Retropharyngeal abscess is a deep neck space infection that can rapidly progress to airway compromise, mediastinitis,
sepsis, or carotid complications. It’s classically a pediatric disease, but adults can get it too, and delayed diagnosis is dangerous.
At the Bedside
Think of this as an airway-first infection. Start with ABCs and assess for stridor, drooling, muffled “hot potato” voice, tripod positioning, neck stiffness, torticollis, and toxic appearance. Keep the patient upright, minimize agitation, and involve ENT early if there is any concern for airway compromise.
Workup is guided by stability:
- If unstable/airway concern: do not delay for imaging; call anesthesia/ENT, prepare for difficult airway/awake technique if feasible, and move to OR/controlled airway setting.
- If stable: CT neck with IV contrast is the usual imaging test in adults and cooperative older children; it helps distinguish cellulitis/phlegmon from drainable abscess and define extent.

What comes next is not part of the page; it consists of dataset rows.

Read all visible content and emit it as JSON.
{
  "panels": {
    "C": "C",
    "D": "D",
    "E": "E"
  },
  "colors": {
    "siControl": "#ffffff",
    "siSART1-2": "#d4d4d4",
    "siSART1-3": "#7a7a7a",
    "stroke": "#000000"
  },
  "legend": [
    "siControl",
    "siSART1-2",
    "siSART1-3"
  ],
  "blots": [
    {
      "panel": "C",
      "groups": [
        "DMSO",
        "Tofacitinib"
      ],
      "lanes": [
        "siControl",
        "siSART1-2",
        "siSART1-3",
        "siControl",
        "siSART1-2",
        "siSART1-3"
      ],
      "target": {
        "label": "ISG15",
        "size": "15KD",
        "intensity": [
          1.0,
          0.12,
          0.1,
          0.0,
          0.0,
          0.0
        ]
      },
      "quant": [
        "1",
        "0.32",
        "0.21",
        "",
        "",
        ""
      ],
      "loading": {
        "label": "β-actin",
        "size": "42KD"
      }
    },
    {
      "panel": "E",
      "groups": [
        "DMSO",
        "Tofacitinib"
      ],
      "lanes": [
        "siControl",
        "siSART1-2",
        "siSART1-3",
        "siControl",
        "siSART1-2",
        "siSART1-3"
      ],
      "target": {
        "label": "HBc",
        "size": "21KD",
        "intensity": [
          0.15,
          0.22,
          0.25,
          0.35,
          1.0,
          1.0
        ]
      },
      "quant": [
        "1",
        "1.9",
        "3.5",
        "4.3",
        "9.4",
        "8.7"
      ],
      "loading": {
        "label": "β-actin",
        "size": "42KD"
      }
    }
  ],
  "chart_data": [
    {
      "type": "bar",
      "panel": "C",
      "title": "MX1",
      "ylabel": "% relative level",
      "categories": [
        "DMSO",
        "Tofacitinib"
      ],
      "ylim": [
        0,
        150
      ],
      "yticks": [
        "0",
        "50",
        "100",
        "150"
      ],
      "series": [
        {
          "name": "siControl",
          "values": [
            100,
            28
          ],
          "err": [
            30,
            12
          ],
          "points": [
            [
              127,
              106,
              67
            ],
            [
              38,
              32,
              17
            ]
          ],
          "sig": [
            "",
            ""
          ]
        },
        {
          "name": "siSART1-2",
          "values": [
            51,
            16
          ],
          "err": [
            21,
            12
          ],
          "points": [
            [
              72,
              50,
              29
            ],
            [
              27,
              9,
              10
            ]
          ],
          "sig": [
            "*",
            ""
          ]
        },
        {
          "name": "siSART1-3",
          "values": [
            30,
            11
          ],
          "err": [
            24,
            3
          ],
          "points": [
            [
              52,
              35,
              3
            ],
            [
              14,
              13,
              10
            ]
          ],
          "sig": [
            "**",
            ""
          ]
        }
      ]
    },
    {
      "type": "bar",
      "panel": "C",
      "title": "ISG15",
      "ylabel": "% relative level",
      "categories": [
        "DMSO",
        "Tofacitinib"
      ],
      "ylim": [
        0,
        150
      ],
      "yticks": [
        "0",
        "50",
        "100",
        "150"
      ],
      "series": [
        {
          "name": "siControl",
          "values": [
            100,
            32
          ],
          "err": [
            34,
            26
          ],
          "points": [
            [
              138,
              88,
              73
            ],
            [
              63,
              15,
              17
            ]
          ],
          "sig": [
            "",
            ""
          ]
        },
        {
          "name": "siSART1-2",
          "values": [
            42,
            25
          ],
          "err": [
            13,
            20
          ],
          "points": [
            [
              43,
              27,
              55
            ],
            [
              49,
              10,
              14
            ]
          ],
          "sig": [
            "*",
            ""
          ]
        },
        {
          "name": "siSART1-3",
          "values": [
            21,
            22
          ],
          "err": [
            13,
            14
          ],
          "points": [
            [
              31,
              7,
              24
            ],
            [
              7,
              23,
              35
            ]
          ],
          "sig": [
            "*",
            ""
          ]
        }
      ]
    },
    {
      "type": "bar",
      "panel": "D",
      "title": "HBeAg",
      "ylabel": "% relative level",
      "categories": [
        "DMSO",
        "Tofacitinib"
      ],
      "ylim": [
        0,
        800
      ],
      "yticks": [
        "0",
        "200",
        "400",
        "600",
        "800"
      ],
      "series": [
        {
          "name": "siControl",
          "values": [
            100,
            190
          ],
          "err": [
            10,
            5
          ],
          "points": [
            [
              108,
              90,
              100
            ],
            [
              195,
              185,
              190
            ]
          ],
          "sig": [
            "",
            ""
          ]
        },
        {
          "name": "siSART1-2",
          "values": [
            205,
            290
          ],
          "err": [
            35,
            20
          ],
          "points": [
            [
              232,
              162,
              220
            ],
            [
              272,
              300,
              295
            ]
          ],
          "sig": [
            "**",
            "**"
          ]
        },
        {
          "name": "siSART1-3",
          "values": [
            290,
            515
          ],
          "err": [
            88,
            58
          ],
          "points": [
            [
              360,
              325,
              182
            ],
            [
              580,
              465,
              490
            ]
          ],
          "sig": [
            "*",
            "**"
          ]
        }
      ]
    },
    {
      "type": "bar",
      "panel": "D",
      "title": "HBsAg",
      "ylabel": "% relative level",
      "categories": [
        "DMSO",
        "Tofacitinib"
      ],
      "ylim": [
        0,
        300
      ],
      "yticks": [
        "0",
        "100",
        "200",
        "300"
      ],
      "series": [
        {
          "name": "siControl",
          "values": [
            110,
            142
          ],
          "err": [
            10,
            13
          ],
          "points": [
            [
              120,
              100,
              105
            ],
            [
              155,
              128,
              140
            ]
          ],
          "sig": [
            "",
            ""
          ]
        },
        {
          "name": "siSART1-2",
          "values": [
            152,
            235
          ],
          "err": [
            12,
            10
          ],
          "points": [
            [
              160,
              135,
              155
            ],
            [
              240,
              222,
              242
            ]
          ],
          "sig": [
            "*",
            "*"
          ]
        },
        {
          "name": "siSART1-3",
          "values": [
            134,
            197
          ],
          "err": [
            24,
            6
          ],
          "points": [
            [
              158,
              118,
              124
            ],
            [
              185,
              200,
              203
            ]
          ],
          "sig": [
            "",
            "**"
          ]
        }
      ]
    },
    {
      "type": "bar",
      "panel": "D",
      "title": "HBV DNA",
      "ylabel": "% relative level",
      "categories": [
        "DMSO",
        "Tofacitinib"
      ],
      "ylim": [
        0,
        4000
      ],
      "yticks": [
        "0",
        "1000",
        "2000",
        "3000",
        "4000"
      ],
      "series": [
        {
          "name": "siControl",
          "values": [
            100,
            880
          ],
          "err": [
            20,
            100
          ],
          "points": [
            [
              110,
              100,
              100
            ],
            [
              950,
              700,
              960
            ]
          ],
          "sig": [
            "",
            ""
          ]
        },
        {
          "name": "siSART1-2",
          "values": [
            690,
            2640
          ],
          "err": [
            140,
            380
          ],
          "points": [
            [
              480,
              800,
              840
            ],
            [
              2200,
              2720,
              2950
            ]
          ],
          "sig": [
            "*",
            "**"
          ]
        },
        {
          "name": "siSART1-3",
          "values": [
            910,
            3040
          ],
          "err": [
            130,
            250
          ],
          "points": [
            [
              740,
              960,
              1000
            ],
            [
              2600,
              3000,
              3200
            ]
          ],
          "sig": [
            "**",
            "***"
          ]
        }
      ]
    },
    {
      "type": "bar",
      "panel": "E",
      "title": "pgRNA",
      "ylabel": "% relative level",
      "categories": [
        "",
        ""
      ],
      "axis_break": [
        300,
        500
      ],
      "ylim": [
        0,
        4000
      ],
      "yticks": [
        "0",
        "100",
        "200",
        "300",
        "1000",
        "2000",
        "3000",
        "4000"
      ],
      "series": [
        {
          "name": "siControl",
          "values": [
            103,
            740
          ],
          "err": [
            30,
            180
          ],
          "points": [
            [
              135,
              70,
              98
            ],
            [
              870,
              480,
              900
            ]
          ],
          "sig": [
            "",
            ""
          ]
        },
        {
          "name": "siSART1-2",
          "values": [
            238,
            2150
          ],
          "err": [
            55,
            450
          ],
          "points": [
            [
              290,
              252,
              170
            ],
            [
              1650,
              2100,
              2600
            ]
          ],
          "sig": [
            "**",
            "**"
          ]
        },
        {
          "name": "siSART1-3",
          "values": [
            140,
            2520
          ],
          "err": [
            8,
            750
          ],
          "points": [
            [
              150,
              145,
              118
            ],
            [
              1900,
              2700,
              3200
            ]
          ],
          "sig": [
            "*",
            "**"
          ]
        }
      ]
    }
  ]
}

In younger children, lateral neck radiograph may show widened prevertebral soft tissues, but CT is more definitive.
- Labs: CBC, CMP, blood cultures if febrile/toxic, lactate if septic. Consider rapid strep/viral testing only if it changes the differential, not management.
Initial treatment:
- IV broad-spectrum antibiotics covering oral flora, streptococci, staphylococci, and anaerobes.
- Analgesia, IV fluids if dehydrated.
- NPO in case operative drainage is needed.
- ENT consultation for drainage if large abscess, airway symptoms, failure of medical therapy, or significant mass effect.
Disposition:
- Admit all confirmed cases; many need ICU monitoring if airway risk.
- Small, early phlegmon without airway compromise may respond to IV antibiotics alone, but still needs close inpatient monitoring.
- Drainage is indicated when there is a defined abscess, worsening symptoms, or no improvement after 24–48 hours.
A Classic Presentation
A 4-year-old boy presents with fever, drooling, refusal to eat, muffled voice, and neck stiffness after a recent upper respiratory infection. He’s sitting forward, anxious, and won’t extend his neck. Exam shows tender cervical lymphadenopathy and limited neck range of motion without obvious tonsillar asymmetry. CT neck with contrast shows a rim-enhancing retropharyngeal collection with airway narrowing. He is kept upright, given IV ampicillin-sulbactam, and ENT is called for operative drainage and airway planning.
Patient Presentation to Attending
How you’d present this patient on the floor
This is a 4-year-old boy with recent URI symptoms presenting with fever, drooling, muffled voice, and neck stiffness over the last day. My main concern is retropharyngeal abscess because he has classic deep neck space red flags and is now refusing to extend his neck, which raises airway concern. He’s sitting forward and looks uncomfortable; on exam he has limited neck ROM and posterior pharyngeal fullness but no obvious unilateral peritonsillar swelling. I’m less concerned for simple pharyngitis because of the drooling, toxic appearance, and restricted neck motion, and less concerned for epiglottitis because he’s not in severe respiratory distress or tripoding, though airway risk is still real. CT neck with contrast shows a rim-enhancing retropharyngeal collection with some mass effect on the airway. I’ve started IV ampicillin-sulbactam, kept him NPO and upright, and I’ve already paged ENT for likely operative management and close airway monitoring, likely admission.
Study Directive
- Draw the deep neck space anatomy from memory: retropharyngeal vs parapharyngeal vs peritonsillar spaces.
- Make a one-page airway algorithm for suspected deep neck infection: stable vs unstable, imaging vs OR.
- Memorize first-line IV antibiotic choices and when to add MRSA coverage.
- Review 3 classic pediatric exam findings that distinguish retropharyngeal abscess from simple pharyngitis.